Have the 1% ever in the course of human history demonstrated that they are prepared to give up anything?

Our evolutionary history haunts us deeply in this technological world. The concept of enough is largely meaningless in the human mind, not just in the minds of the 1%. The simple reality is that some are just luckier to have been born with the capacity to be better at the game than others and some just get luckier than others and are born or stumble into a place of better opportunity. You can reshuffle the deck periodically through revolution and war but the world sorts itself into the haves and have nots very quickly because, unfortunately, even small differences in capacity and or opportunity can make differences in outcome that compound very rapidly and become self sustaining. Combine that with the primitive, overpowering evolutionary baggage that compels us relentlessly to “get while the getting is good” and we appear doomed to repeat a cycle that will eventually, sooner than later given the way we are heading, doom us all.

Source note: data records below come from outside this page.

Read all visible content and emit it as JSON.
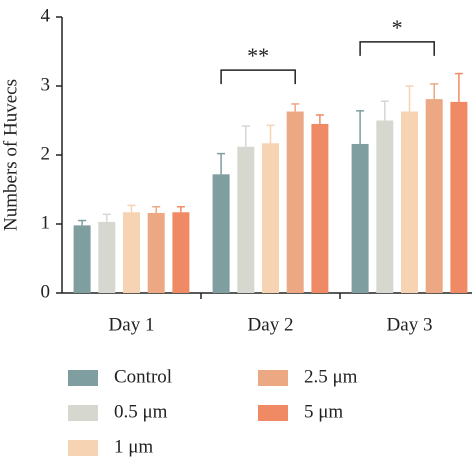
{
  "chart_data": {
    "type": "bar",
    "y_label": "Numbers of Huvecs",
    "categories": [
      "Day 1",
      "Day 2",
      "Day 3"
    ],
    "series": [
      {
        "name": "Control",
        "color": "#7f9e9f",
        "values": [
          0.98,
          1.72,
          2.16
        ],
        "errors": [
          0.07,
          0.3,
          0.48
        ]
      },
      {
        "name": "0.5 μm",
        "color": "#d6d8cf",
        "values": [
          1.03,
          2.12,
          2.5
        ],
        "errors": [
          0.11,
          0.3,
          0.28
        ]
      },
      {
        "name": "1 μm",
        "color": "#f6d3b3",
        "values": [
          1.17,
          2.17,
          2.63
        ],
        "errors": [
          0.1,
          0.26,
          0.37
        ]
      },
      {
        "name": "2.5 μm",
        "color": "#eba882",
        "values": [
          1.16,
          2.63,
          2.81
        ],
        "errors": [
          0.09,
          0.11,
          0.22
        ]
      },
      {
        "name": "5 μm",
        "color": "#f08a65",
        "values": [
          1.17,
          2.45,
          2.77
        ],
        "errors": [
          0.08,
          0.13,
          0.41
        ]
      }
    ],
    "annotations": [
      {
        "text": "**",
        "category": 1,
        "from": 0,
        "to": 3,
        "y": 3.23
      },
      {
        "text": "*",
        "category": 2,
        "from": 0,
        "to": 3,
        "y": 3.64
      }
    ],
    "ylim": [
      0,
      4
    ],
    "yticks": [
      0,
      1,
      2,
      3,
      4
    ]
  }
}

While being better at the game or being lucky in no way denotes moral superiority it is most certainly predictive of outcome at scale. Our only hope, imho, is that enough of those fortunate enough to have the capacity to be better at the game and or to be born or stumble into opportunity find the moral decency to begin to view everyone as part of the same tribe and to accept the moral responsibility placed upon them by their good fortune before technology advances to the point where their indifference to the plight of the masses becomes irrelevant to their own survival. At the moment the 1% still depend on the 99% to keep the party going but that may not be the case for very much longer.